La etapa de región administrativa y de
planificación, previa a la región territorial, debe servir para que la región negocie
con la Nación el poder fiscal, administrativo, planificador y, si es posible,
legislativo, que le será transferido y se discuta entre los departamentos el perfil de
región territorial que se quiere. El cual ojalá se oriente hacia el querer del
constituyente de 1991, quien interpretando las expectativas de la sociedad, perfiló una
organización regional como soporte para una planificación descentralizada en la cual la
Nación entrega a la región la función de formular, orientar y ejecutar de manera
autónoma los planes regionales (supradepartamentales) y de gestionar los asuntos que sean
de su interés y los departamentos ceden a la región recursos y funciones que permitan a
ésta convertirse en sujeto activo, jalonador del desarrollo departamental y regional.

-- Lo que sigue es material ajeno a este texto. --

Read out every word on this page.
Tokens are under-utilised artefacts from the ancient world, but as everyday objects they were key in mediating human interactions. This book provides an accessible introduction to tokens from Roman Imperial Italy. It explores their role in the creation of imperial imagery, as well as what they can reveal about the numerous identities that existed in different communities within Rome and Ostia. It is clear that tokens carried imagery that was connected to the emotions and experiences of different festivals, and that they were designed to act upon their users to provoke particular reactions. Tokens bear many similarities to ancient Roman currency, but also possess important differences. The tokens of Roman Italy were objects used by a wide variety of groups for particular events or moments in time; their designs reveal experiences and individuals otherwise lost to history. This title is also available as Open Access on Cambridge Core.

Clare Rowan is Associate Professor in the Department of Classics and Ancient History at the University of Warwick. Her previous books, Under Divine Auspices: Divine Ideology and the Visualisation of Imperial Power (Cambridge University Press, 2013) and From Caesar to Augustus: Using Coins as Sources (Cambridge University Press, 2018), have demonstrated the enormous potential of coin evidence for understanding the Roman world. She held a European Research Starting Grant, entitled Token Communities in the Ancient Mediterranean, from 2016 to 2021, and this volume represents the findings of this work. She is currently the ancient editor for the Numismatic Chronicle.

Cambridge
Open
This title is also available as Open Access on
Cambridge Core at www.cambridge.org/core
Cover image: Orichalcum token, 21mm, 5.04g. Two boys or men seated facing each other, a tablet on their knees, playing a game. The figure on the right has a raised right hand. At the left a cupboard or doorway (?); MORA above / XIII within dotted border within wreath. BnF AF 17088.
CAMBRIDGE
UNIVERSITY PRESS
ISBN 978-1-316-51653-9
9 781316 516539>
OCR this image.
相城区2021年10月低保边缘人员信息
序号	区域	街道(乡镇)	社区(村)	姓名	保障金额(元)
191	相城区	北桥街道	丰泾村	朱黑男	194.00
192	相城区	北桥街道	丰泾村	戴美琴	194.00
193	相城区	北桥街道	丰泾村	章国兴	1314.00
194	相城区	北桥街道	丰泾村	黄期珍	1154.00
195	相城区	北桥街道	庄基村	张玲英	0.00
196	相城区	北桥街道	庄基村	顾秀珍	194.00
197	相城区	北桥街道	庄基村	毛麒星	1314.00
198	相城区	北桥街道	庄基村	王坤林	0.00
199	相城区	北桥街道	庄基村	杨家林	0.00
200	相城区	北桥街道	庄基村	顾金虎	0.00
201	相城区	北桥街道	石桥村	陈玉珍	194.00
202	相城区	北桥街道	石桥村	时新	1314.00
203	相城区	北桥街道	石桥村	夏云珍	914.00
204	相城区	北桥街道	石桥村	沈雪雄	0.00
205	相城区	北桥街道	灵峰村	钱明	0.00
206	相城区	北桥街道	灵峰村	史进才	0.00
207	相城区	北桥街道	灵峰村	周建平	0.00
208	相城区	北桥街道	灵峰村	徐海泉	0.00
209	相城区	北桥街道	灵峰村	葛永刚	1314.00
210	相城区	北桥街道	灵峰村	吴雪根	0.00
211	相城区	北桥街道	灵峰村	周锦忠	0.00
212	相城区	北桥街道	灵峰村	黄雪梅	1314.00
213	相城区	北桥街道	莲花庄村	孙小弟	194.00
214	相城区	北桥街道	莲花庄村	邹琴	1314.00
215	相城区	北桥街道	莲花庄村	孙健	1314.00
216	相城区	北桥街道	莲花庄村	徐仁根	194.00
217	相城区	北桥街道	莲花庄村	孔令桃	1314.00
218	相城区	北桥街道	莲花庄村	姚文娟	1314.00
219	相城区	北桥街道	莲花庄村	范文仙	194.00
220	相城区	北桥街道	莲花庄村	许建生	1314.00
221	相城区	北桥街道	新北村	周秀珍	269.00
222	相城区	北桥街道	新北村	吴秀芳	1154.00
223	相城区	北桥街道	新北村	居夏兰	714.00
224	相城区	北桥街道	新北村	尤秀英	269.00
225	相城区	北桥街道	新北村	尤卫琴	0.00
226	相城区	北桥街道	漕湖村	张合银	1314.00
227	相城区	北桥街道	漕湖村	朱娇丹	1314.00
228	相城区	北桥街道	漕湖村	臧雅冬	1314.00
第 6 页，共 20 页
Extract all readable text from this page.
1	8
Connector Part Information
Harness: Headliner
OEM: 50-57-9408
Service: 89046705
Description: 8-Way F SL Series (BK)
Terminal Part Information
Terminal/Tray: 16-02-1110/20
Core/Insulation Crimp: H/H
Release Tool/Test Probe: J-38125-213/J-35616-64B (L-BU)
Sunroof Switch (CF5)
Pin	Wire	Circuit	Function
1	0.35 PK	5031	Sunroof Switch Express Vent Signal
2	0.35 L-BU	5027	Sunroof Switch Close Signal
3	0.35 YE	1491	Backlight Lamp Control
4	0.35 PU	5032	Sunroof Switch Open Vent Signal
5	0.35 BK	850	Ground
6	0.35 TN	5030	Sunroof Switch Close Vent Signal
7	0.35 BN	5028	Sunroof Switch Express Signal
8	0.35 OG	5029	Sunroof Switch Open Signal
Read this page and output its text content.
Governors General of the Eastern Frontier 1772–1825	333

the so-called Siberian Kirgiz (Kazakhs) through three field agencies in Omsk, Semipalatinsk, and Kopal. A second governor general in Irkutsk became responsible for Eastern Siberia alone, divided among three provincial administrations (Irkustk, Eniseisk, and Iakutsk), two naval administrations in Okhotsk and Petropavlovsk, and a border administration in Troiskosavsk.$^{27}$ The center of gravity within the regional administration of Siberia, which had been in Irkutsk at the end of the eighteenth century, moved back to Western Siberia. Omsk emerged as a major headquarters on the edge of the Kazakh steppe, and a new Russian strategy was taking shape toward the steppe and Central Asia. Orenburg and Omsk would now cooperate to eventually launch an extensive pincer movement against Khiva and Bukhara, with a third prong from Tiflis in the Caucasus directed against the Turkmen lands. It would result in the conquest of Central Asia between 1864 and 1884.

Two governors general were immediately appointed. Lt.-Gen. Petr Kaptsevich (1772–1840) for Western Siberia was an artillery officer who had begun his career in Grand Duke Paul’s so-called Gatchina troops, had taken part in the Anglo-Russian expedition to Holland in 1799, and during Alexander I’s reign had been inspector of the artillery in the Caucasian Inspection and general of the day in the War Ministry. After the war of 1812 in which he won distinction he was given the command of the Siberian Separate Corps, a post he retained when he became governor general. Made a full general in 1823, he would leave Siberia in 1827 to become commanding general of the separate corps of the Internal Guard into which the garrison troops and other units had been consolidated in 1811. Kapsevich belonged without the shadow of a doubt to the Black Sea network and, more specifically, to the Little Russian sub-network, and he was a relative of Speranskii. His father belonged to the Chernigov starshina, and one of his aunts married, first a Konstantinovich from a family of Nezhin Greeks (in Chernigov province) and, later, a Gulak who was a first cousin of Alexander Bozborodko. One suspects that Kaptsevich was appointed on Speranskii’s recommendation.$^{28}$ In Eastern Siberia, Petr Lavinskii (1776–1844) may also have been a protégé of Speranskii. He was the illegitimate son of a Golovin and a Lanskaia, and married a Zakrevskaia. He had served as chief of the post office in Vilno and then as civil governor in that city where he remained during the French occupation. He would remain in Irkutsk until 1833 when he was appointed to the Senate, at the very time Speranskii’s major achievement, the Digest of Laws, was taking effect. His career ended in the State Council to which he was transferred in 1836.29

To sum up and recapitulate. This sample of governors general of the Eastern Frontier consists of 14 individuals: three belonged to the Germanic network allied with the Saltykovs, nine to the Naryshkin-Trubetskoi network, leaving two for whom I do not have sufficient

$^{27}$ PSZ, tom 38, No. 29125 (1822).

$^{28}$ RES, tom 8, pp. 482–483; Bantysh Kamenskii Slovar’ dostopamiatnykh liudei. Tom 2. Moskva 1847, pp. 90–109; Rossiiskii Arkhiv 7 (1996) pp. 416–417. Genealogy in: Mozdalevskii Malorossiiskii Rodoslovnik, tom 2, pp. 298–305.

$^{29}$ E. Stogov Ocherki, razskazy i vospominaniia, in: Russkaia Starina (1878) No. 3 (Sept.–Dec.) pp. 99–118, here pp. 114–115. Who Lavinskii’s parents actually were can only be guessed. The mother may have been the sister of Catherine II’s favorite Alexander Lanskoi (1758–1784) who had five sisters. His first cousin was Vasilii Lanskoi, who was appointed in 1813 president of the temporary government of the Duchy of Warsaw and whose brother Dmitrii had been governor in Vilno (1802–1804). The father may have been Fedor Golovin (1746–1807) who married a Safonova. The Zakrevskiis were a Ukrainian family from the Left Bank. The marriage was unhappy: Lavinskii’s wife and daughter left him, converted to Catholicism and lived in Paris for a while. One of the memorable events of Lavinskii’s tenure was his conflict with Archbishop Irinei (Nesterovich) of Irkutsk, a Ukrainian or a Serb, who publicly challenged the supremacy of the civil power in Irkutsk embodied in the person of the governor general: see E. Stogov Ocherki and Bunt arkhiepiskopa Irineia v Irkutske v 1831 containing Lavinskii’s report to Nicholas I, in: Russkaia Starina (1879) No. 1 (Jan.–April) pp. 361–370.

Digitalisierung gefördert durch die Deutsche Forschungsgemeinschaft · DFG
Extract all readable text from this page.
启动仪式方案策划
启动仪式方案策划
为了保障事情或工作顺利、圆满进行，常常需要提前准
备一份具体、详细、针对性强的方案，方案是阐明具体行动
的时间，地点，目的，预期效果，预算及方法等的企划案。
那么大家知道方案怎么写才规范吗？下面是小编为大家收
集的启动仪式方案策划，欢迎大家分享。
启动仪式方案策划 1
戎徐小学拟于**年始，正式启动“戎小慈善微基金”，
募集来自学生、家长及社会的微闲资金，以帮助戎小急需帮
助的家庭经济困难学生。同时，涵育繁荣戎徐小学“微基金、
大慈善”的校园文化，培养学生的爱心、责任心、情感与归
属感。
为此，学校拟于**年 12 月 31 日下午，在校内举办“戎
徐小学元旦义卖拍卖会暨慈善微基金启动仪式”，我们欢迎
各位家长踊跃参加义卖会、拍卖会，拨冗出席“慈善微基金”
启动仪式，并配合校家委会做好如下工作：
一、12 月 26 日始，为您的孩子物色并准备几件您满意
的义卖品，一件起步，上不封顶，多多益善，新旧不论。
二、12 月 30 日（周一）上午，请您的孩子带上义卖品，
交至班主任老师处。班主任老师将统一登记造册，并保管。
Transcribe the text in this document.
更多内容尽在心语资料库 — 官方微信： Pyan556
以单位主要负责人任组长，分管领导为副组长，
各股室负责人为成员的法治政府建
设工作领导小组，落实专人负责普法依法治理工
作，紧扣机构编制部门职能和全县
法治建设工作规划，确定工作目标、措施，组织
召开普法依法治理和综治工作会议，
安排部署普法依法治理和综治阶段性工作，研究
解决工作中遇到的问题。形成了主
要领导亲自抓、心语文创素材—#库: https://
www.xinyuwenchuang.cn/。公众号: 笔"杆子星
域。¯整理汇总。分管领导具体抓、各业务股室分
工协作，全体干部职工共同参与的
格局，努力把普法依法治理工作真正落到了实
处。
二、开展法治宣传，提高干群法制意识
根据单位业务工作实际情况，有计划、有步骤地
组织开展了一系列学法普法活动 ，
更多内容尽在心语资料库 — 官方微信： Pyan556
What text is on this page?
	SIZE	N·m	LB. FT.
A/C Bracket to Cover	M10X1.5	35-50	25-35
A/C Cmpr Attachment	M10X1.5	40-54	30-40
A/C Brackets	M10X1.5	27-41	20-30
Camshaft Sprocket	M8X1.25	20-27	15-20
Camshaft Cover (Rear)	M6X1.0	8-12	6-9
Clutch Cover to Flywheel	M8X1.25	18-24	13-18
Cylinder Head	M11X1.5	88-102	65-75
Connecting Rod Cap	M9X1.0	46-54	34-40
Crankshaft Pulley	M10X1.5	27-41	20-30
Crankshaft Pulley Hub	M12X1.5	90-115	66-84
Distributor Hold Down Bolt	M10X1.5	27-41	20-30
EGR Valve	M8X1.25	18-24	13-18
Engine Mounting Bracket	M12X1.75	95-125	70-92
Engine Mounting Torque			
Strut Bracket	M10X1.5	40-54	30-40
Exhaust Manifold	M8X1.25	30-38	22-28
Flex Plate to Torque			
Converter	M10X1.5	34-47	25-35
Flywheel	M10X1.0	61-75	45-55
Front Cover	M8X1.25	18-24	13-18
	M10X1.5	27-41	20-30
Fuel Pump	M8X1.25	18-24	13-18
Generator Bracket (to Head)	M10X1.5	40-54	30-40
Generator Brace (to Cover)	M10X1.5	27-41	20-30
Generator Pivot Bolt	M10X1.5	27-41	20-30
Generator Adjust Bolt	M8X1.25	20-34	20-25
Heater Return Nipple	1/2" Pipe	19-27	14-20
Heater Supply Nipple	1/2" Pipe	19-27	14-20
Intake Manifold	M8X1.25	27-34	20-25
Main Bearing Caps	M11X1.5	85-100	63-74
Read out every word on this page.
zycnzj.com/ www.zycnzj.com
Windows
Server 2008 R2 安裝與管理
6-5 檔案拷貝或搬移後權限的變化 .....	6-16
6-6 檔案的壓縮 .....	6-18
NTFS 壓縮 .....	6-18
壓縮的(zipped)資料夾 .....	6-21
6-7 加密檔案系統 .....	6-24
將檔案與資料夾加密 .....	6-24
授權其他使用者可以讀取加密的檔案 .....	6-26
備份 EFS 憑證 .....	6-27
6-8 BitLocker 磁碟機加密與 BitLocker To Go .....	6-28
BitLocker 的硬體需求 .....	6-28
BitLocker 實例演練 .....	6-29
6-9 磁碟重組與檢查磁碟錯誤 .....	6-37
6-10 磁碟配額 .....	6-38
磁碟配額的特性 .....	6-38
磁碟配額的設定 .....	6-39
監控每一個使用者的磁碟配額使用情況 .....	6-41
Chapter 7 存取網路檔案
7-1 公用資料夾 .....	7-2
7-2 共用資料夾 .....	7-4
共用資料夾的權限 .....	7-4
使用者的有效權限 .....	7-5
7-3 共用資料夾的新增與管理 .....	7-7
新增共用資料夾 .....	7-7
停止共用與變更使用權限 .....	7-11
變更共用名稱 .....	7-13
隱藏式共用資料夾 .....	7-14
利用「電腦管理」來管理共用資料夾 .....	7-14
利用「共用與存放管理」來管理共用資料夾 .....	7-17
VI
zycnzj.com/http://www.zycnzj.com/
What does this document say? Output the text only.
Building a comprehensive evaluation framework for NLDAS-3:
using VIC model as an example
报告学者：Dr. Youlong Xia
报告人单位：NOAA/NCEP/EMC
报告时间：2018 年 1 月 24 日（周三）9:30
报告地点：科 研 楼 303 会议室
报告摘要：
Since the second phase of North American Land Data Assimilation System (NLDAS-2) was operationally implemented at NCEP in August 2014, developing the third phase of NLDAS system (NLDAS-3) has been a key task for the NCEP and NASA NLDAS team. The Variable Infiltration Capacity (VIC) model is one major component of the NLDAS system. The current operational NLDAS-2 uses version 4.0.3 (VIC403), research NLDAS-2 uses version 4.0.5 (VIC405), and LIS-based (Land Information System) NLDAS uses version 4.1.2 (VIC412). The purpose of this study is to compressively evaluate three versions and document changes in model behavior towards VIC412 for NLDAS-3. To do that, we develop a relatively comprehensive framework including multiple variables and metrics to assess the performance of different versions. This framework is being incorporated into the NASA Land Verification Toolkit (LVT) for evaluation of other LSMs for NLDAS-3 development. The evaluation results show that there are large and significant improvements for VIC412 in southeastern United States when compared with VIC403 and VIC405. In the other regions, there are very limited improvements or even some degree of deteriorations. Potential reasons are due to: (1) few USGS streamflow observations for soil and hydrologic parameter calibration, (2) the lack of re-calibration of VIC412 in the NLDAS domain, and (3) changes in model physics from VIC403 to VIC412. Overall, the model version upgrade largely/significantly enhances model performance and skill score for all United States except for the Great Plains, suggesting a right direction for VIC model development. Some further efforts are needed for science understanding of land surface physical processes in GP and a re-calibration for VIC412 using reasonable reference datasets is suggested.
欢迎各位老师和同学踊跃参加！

La planificación descentralizada, como
soporte del nuevo orden territorial lleva implícita, entonces, la capacidad de decisión
y actuación autónoma de las regiones en sus asuntos, lo que significa un cambio en el
proceso de planificación, tradicionalmente realizado de arriba a abajo, por un proceso de
abajo a arriba, en el cual la Nación ya no impondría la planificación a las entidades
territoriales, sino que armonizaría los planes de éstas en un plan nacional de carácter
indicativo.
Los aspectos de autonomía y perfil
regional son tan determinantes para la justificación y protagonismo de las regiones que
los demás pilares señalados antes (integración funcional, regionalidad histórica,
proyecto político, propincuidad, etc.), pasan a un segundo plano.